Rates Back Up To Near 7%

Rates took a turn for the worse last week, rising back to nearly 7%, as economic data soured analysts’ moods on easing rates.

Officials at Freddie Mac reported Thursday that the 30-year fixed-rate mortgage averaged 6.87%, up from the week prior’s 6.74%. A year ago at this time, the 30-year FRM averaged 6.42%.

This breaks a two-week streak of declines. Mortgage applications slipped this week as rate-sensitive Americans backed away from the market. 

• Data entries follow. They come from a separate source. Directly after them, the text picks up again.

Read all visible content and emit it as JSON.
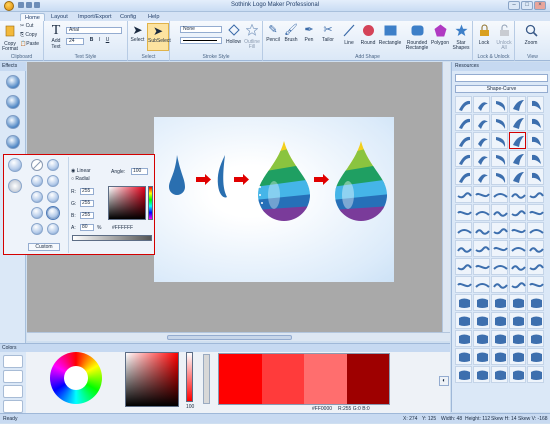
{
  "app": {
    "title": "Sothink Logo Maker Professional"
  },
  "tabs": [
    {
      "label": "Home",
      "active": true
    },
    {
      "label": "Layout",
      "active": false
    },
    {
      "label": "Import/Export",
      "active": false
    },
    {
      "label": "Config",
      "active": false
    },
    {
      "label": "Help",
      "active": false
    }
  ],
  "ribbon": {
    "groups": {
      "clipboard": "Clipboard",
      "text_style": "Text Style",
      "select": "Select",
      "stroke_style": "Stroke Style",
      "add_shape": "Add Shape",
      "lock_unlock": "Lock & Unlock",
      "view": "View"
    },
    "copy_format": "Copy Format",
    "cut": "Cut",
    "copy": "Copy",
    "paste": "Paste",
    "add_text": "Add Text",
    "font_name": "Arial",
    "font_size": "24",
    "bold": "B",
    "italic": "I",
    "underline": "U",
    "select": "Select",
    "subselect": "SubSelect",
    "stroke_style_value": "None",
    "hollow": "Hollow",
    "outline_fill": "Outline Fill",
    "pencil": "Pencil",
    "brush": "Brush",
    "pen": "Pen",
    "tailor": "Tailor",
    "line": "Line",
    "round": "Round",
    "rectangle": "Rectangle",
    "rounded_rectangle": "Rounded Rectangle",
    "polygon": "Polygon",
    "star_shapes": "Star Shapes",
    "lock": "Lock",
    "unlock_all": "Unlock All",
    "zoom": "Zoom"
  },
  "effects": {
    "header": "Effects"
  },
  "fill_panel": {
    "linear": "Linear",
    "radial": "Radial",
    "angle_label": "Angle:",
    "angle_value": "100",
    "r_label": "R:",
    "r_value": "255",
    "g_label": "G:",
    "g_value": "255",
    "b_label": "B:",
    "b_value": "255",
    "a_label": "A:",
    "a_value": "80",
    "percent": "%",
    "hex_value": "#FFFFFF",
    "custom": "Custom"
  },
  "resources": {
    "header": "Resources",
    "category": "Shape-Curve"
  },
  "colors": {
    "header": "Colors",
    "hex": "#FF0000",
    "r_label": "R:",
    "r_value": "255",
    "g_label": "G:",
    "g_value": "0",
    "b_label": "B:",
    "b_value": "0",
    "alpha_value": "100",
    "palette": [
      "#ff0000",
      "#ff3b3b",
      "#ff6e6e",
      "#9e0000"
    ]
  },
  "status": {
    "ready": "Ready",
    "x": "X: 274",
    "y": "Y: 125",
    "width": "Width: 48",
    "height": "Height: 112",
    "skew_h": "Skew H: 14",
    "skew_v": "Skew V: -168"
  }
}
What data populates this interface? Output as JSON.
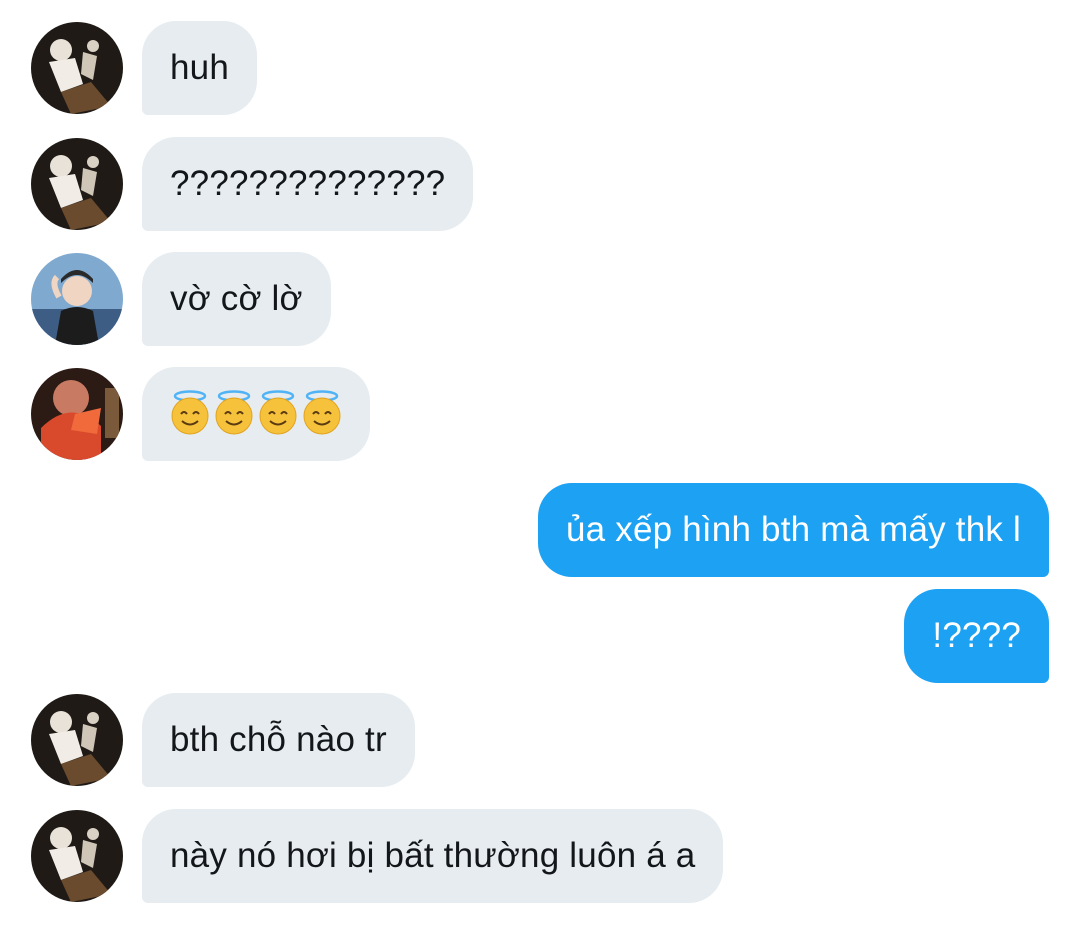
{
  "conversation": {
    "messages": [
      {
        "sender": "friend-1",
        "direction": "incoming",
        "text": "huh"
      },
      {
        "sender": "friend-1",
        "direction": "incoming",
        "text": "??????????????"
      },
      {
        "sender": "friend-2",
        "direction": "incoming",
        "text": "vờ cờ lờ"
      },
      {
        "sender": "friend-3",
        "direction": "incoming",
        "text": "",
        "emoji": [
          "smiling-face-with-halo-icon",
          "smiling-face-with-halo-icon",
          "smiling-face-with-halo-icon",
          "smiling-face-with-halo-icon"
        ]
      },
      {
        "sender": "me",
        "direction": "outgoing",
        "text": "ủa xếp hình bth mà mấy thk l"
      },
      {
        "sender": "me",
        "direction": "outgoing",
        "text": "!????"
      },
      {
        "sender": "friend-1",
        "direction": "incoming",
        "text": "bth chỗ nào tr"
      },
      {
        "sender": "friend-1",
        "direction": "incoming",
        "text": "này nó hơi bị bất thường luôn á a"
      }
    ]
  },
  "colors": {
    "incoming_bubble": "#e6ecf0",
    "incoming_text": "#14171a",
    "outgoing_bubble": "#1da1f2",
    "outgoing_text": "#ffffff"
  }
}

The 15-year fixed rate also rose from 6.16% to 6.21%. A year ago, it averaged 5.68%.

The Central Bank outlined cuts to come in 2024 but held the benchmark rate steady during their March meeting.

Inflation has eased over the past year but committee members do not believe it will be appropriate to reduce rates until they have gained more confidence inflation is moving sustainably toward 2%, which has been their goal.

Greg McBride, Bankrate’s chief financial analyst, said an “uncertain” timeline for lower rates and ongoing inflation pressures are keeping rates elevated.

“As inflation and economic growth moderate in the coming months, this should prompt a more meaningful and sustained decline in mortgage rates, but it is entirely contingent on tamer inflation results,” he commented.

Treasury spreads, which mortgage rates follow, are also bigger than their historical averages. The yield gap between mortgage bonds and Treasurys is about 1.5%, while the typical spread pre-pandemic was around 1%. Some experts believe this will be the new normal for the industry.